Cosmos just emailed me that the Herald has a policy limiting to two replies on the same topic from two debating individuals. As a result, I am posting here his re-battle.

” I like to thank Professor Roussel for replacing his silencing approach with one of scientific reasoning. However, in my opinion his example of a bucket analogy is not only ” crude” but inaccurate. He implies that left on its own, nature will achieve a balanced level of CO2. If this was true, then fears of Earth warming become null and void. Natural and anthropogenic CO2 are identical and undistinguishable in the atmosphere. They both obey the same laws of physics. So, one cup of natural CO2 IN does not equal one cup OUT, and the difference can be more than a tablespoon. This can be confirmed by looking at a graph showing levels of natural CO2 and temperature for hundreds of thousands of years, up to the time of the industrial revolution. Natural CO2 levels and temperatures historically have fluctuated wildly.

Dr. Roussel also writes about strong consensus within “peer reviewed research that humans are responsible for increases in atmospheric CO2 to levels well above any that this planet has experienced in hundreds of thousands of years”. Respectfully, this is incorrect. Peer reviewed research suggests that our planet has experienced fluctuations of CO2 from 4,000 ppm to as low as 180 ppm (plant starvation level is about 150 ppm , below which would doom all plant life to extinction). The current 2020 range is at 417 ppm, and is beginning to expand the greening of the Earth again.

Finally but not lastly, I would like to point out that “ the extensively validated IPCC models, that allegedly show conclusively” that anthropogenic CO2 is the culprit, have a little problem, a +300% confirmed error in predicting the Earth’s “likely” temperature rise during the last 20 years, which IPCC has named it “a pause”. This should confirm to “experts” and general public that mathematical models are useful to help us understand chaotic systems, but they are not any good in making predictions for them.

At this time of the year plant growth is maximizing CO2 absorption, and quite possibly it may “mask the COVID signal” as Professor Russell has stated.
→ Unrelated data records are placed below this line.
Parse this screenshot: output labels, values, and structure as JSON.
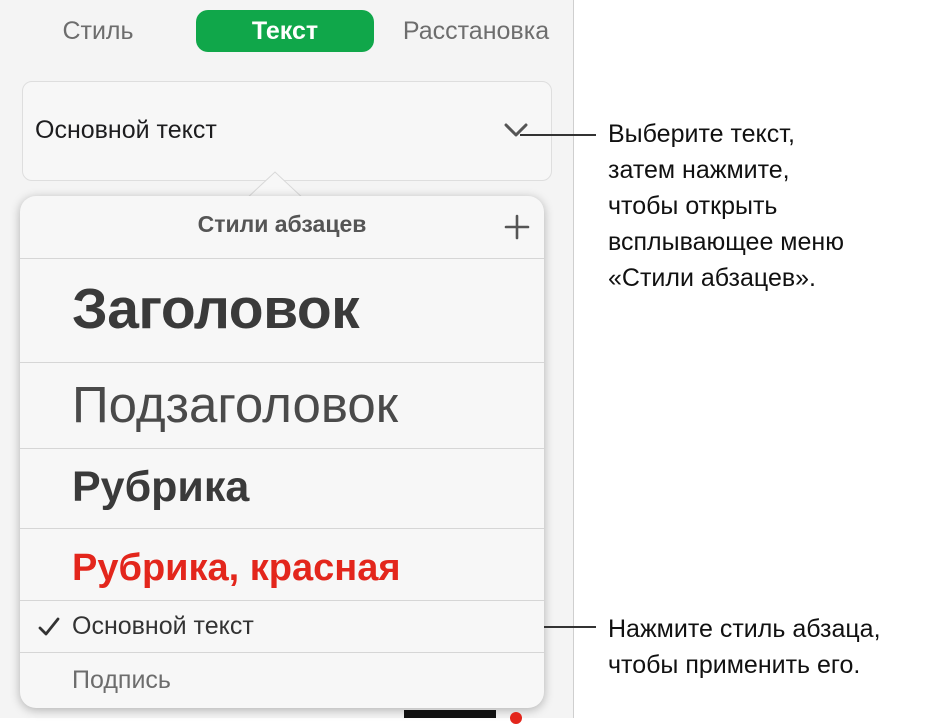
{
  "tabs": [
    {
      "label": "Стиль",
      "selected": false
    },
    {
      "label": "Текст",
      "selected": true
    },
    {
      "label": "Расстановка",
      "selected": false
    }
  ],
  "paragraph_style_button": {
    "label": "Основной текст",
    "icon": "chevron-down-icon"
  },
  "popover": {
    "title": "Стили абзацев",
    "add_icon": "plus-icon",
    "items": [
      {
        "label": "Заголовок"
      },
      {
        "label": "Подзаголовок"
      },
      {
        "label": "Рубрика"
      },
      {
        "label": "Рубрика, красная"
      },
      {
        "label": "Основной текст",
        "checked": true
      },
      {
        "label": "Подпись"
      }
    ]
  },
  "callouts": [
    {
      "text": "Выберите текст,\nзатем нажмите,\nчтобы открыть\nвсплывающее меню\n«Стили абзацев»."
    },
    {
      "text": "Нажмите стиль абзаца,\nчтобы применить его."
    }
  ],
  "colors": {
    "accent": "#10a74a",
    "red_style": "#e3261c"
  }
}
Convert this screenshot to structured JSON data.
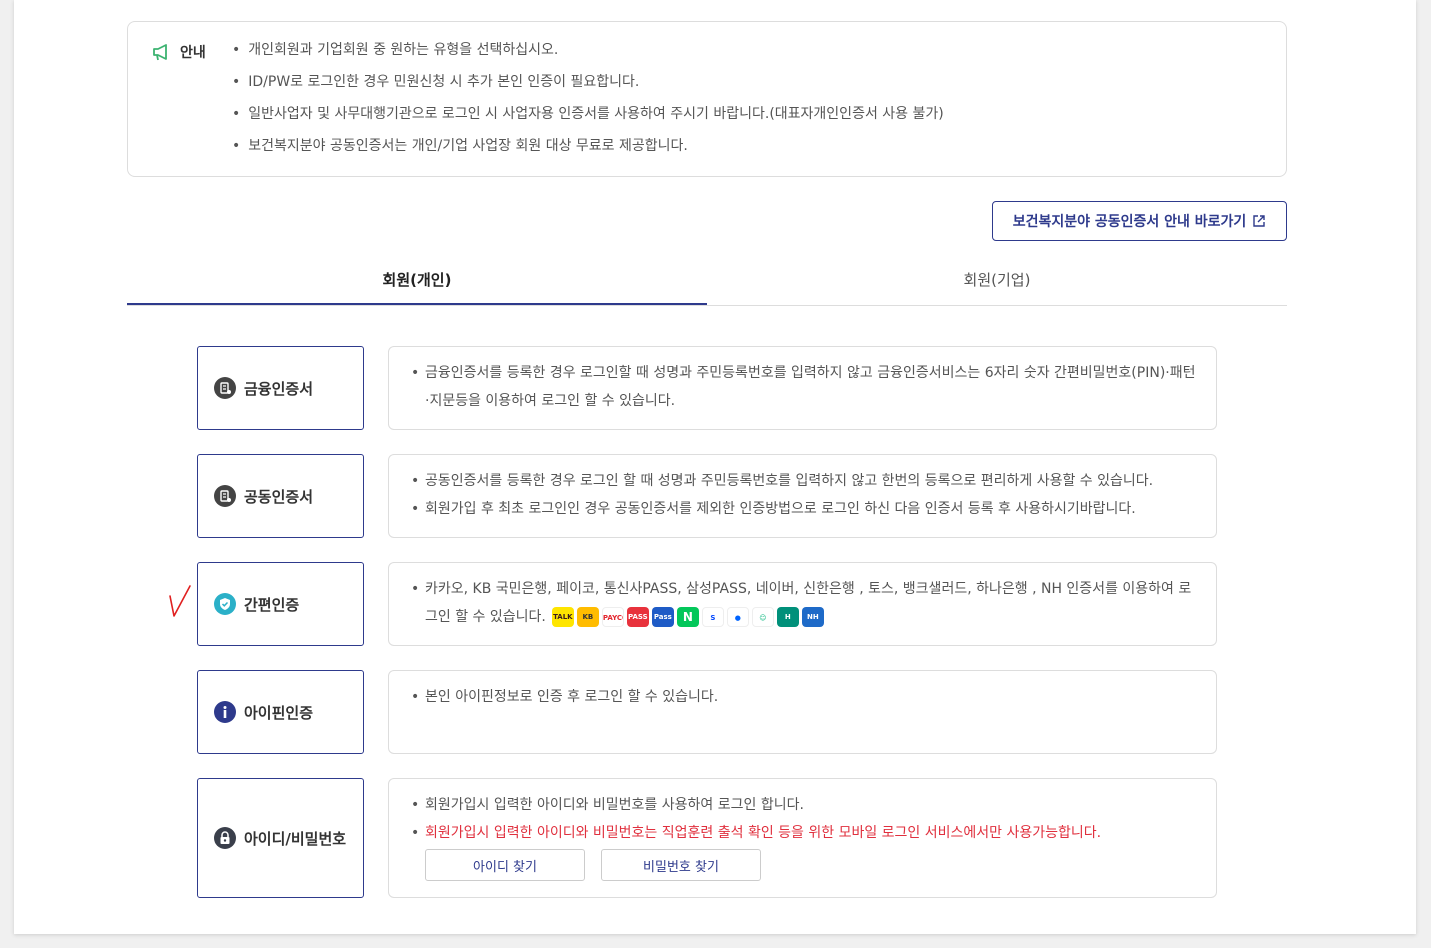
{
  "notice": {
    "label": "안내",
    "items": [
      "개인회원과 기업회원 중 원하는 유형을 선택하십시오.",
      "ID/PW로 로그인한 경우 민원신청 시 추가 본인 인증이 필요합니다.",
      "일반사업자 및 사무대행기관으로 로그인 시 사업자용 인증서를 사용하여 주시기 바랍니다.(대표자개인인증서 사용 불가)",
      "보건복지분야 공동인증서는 개인/기업 사업장 회원 대상 무료로 제공합니다."
    ]
  },
  "guide_button": "보건복지분야 공동인증서 안내 바로가기",
  "tabs": [
    {
      "label": "회원(개인)",
      "active": true
    },
    {
      "label": "회원(기업)",
      "active": false
    }
  ],
  "methods": {
    "finance": {
      "label": "금융인증서",
      "desc": [
        "금융인증서를 등록한 경우 로그인할 때 성명과 주민등록번호를 입력하지 않고 금융인증서비스는 6자리 숫자 간편비밀번호(PIN)·패턴·지문등을 이용하여 로그인 할 수 있습니다."
      ]
    },
    "joint": {
      "label": "공동인증서",
      "desc": [
        "공동인증서를 등록한 경우 로그인 할 때 성명과 주민등록번호를 입력하지 않고 한번의 등록으로 편리하게 사용할 수 있습니다.",
        "회원가입 후 최초 로그인인 경우 공동인증서를 제외한 인증방법으로 로그인 하신 다음 인증서 등록 후 사용하시기바랍니다."
      ]
    },
    "simple": {
      "label": "간편인증",
      "desc": "카카오, KB 국민은행, 페이코, 통신사PASS, 삼성PASS, 네이버, 신한은행 , 토스, 뱅크샐러드, 하나은행 , NH 인증서를 이용하여 로그인 할 수 있습니다."
    },
    "ipin": {
      "label": "아이핀인증",
      "desc": [
        "본인 아이핀정보로 인증 후 로그인 할 수 있습니다."
      ]
    },
    "idpw": {
      "label": "아이디/비밀번호",
      "desc": "회원가입시 입력한 아이디와 비밀번호를 사용하여 로그인 합니다.",
      "warn": "회원가입시 입력한 아이디와 비밀번호는 직업훈련 출석 확인 등을 위한 모바일 로그인 서비스에서만 사용가능합니다.",
      "find_id": "아이디 찾기",
      "find_pw": "비밀번호 찾기"
    }
  },
  "colors": {
    "accent": "#2e3a8c",
    "warn": "#e0303e",
    "notice_icon": "#3cb371",
    "simple_icon": "#2bb0c8"
  },
  "auth_icons": [
    "kakao-icon",
    "kb-icon",
    "payco-icon",
    "pass-icon",
    "samsung-pass-icon",
    "naver-icon",
    "shinhan-icon",
    "toss-icon",
    "banksalad-icon",
    "hana-icon",
    "nh-icon"
  ]
}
I am prepared to meet with him privately or otherwise and continue our discussion. It is time for the Alarmists to come to the table and face their critics instead of silencing them, ignoring them, cherry picking peer reviewed scientific publications or name calling. Yes, human CO2 causes some warming. But considering that past alarmist projections did not materialize, how can the public accept now claims for “climate emergency or crisis”.

Fescue

Hey, Seth. I looked up Skeptical Science. Not one I’ve looked at before. Looks like Cosmos nailed the number one common myth perpetuated by deniers. Impressive, or sad – hard to tell.

Seth Anthony

Oh wow. I thought for sure you would have known about that site. Soooo, this one right?

https://skepticalscience.com/

It’s a pro anthropogenic warming site, and if you haven’t noticed, I’m not into anthropogenic warming lol. Well at least not to the degree that the alarmists pursue.

What I am into however, is the full out scientific debate that accompanies each topic.